Ozempic vs Wegovy: Same Molecule, Different Indications
Ozempic and Wegovy are both semaglutide but with different brand names, approved dosing regimens, and therapeutic indications. Ozempic is approved for type 2 diabetes; Wegovy is approved for chronic weight management. Understanding this distinction is essential for informed prescribing and patient counselling.
Last updated: 17 April 2026
Ozempic and Wegovy: Same Active Molecule, Different Brands
Ozempic and Wegovy are both semaglutide—the active pharmaceutical ingredient is identical. The difference lies in the approved indication, approved dosing regimen, brand name, and labelling. Ozempic is approved and marketed for type 2 diabetes mellitus, with an approved weekly dose range of 0.5–1.4 mg. Wegovy is approved and marketed for chronic weight management, with an approved weekly dose range of 0.25–2.4 mg. Both are administered by subcutaneous injection once weekly; both are manufactured by Novo Nordisk.
From a pharmacological perspective, there is no chemical or biological difference between Ozempic semaglutide and Wegovy semaglutide—the semaglutide molecule is identical. The regulatory distinction reflects different clinical trial programs (SUSTAIN for diabetes; STEP for weight management) and different approved therapeutic contexts. This distinction is important for prescribing and insurance coverage, but not for understanding the drug's mechanism or pharmacology.
Approved Indications and Dosing Regimens
Ozempic (semaglutide for type 2 diabetes) is indicated for improving glycaemic control in adults with type 2 diabetes. The approved dosing is 0.5 mg weekly, escalating to 1.0 mg then 1.4 mg based on clinical response and tolerability. Most diabetic patients achieve target HbA1c with the 1.0 mg dose; the 1.4 mg dose provides additional glycaemic benefit for some patients. The dosing regimen reflects the SUSTAIN trial design, where doses of 0.5–1.4 mg were evaluated.
Wegovy (semaglutide for chronic weight management) is indicated for weight management in adults with obesity (BMI ≥30 kg/m²) or overweight (BMI ≥27 kg/m²) with weight-related comorbidities. The approved dosing escalates from 0.25 mg (maintenance dose 0.5 mg), then 1.0 mg, 1.7 mg, and finally 2.4 mg based on tolerability and weight loss response. The 2.4 mg dose is the target maintenance dose for maximal weight loss. This higher dosing reflects the STEP trial design, where semaglutide 2.4 mg weekly was the highest tested dose and demonstrated maximal weight loss.
Regulatory, Prescribing, and Access Differences
Regulatory and prescribing differences are substantial. Ozempic is approved and indicated for type 2 diabetes; prescribing it for weight management in non-diabetic obese patients is 'off-label' use (not formally approved, though clinically possible). Conversely, Wegovy is approved for weight management; using it in diabetic patients is also off-label. From a regulatory perspective, each product should be used within its approved indication.
Access and cost differences are important: Ozempic (diabetes) is often covered by health insurance (in Australia, PBS-subsidised) due to diabetes being a major public health condition. Wegovy (weight management) is more often a private prescription with higher out-of-pocket costs in many countries. This creates a practical distinction: a diabetic patient can access semaglutide through their diabetes treatment pathway (Ozempic) at lower cost; a non-diabetic obese patient wanting semaglutide must use Wegovy and typically bears higher costs. Some patients and prescribers have attempted to circumvent this by obtaining 'off-label' Ozempic prescriptions, though this exists in a regulatory grey area.

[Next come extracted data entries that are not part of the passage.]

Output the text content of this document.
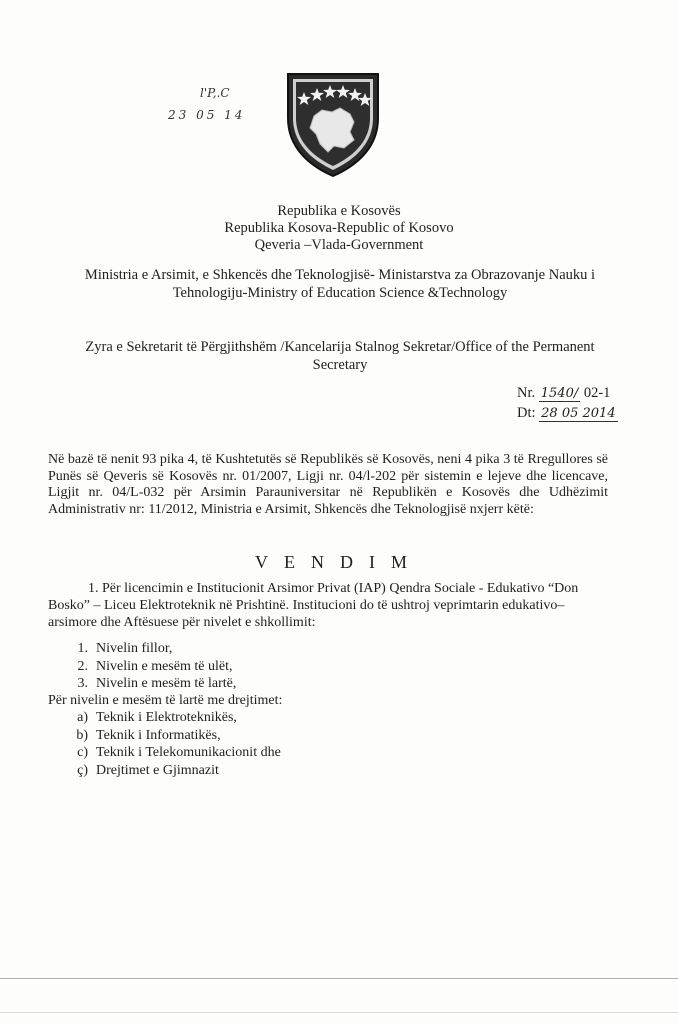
l'P,.C
23 05 14
Republika e Kosovës
Republika Kosova-Republic of Kosovo
Qeveria –Vlada-Government
Ministria e Arsimit, e Shkencës dhe Teknologjisë- Ministarstva za Obrazovanje Nauku i
Tehnologiju-Ministry of Education Science &Technology
Zyra e Sekretarit të Përgjithshëm /Kancelarija Stalnog Sekretar/Office of the Permanent
Secretary
Nr. 1540/ 02-1
Dt: 28 05 2014
Në bazë të nenit 93 pika 4, të Kushtetutës së Republikës së Kosovës, neni 4 pika 3 të Rregullores së Punës së Qeveris së Kosovës nr. 01/2007, Ligji nr. 04/l-202 për sistemin e lejeve dhe licencave, Ligjit nr. 04/L-032 për Arsimin Parauniversitar në Republikën e Kosovës dhe Udhëzimit Administrativ nr: 11/2012, Ministria e Arsimit, Shkencës dhe Teknologjisë nxjerr këtë:
VENDIM
1. Për licencimin e Institucionit Arsimor Privat (IAP) Qendra Sociale - Edukativo “Don
Bosko” – Liceu Elektroteknik në Prishtinë. Institucioni do të ushtroj veprimtarin edukativo–arsimore dhe Aftësuese për nivelet e shkollimit:
1. Nivelin fillor,
2. Nivelin e mesëm të ulët,
3. Nivelin e mesëm të lartë,
Për nivelin e mesëm të lartë me drejtimet:
a) Teknik i Elektroteknikës,
b) Teknik i Informatikës,
c) Teknik i Telekomunikacionit dhe
ç) Drejtimet e Gjimnazit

Clinical Evidence: SUSTAIN vs STEP Trial Programs
Ozempic's evidence base comes from the SUSTAIN program (13 trials, >13,000 diabetes participants), demonstrating HbA1c reductions of 1.0–1.8 percentage points and cardiovascular benefit in SUSTAIN-6. Wegovy's evidence base comes from the STEP program (4 trials, >4,500 weight management participants), demonstrating weight loss of 10–15% on average and cardiovascular benefit in SELECT. The trial designs were distinct—SUSTAIN focused on glycaemic control, while STEP focused on weight loss—reflecting the different regulatory pathways and indications.
An important point: the STEP trials included semaglutide 2.4 mg weekly (Wegovy dose), while the SUSTAIN trials used lower doses (0.5–1.4 mg, Ozempic doses). This dosing difference explains the greater weight loss in STEP (10–15%) compared to SUSTAIN (2–4 kg). If SUSTAIN had used the 2.4 mg dose, weight loss would likely have been considerably greater. This distinction illustrates that the indications are partly driven by dosing/trial design rather than fundamental pharmacological differences.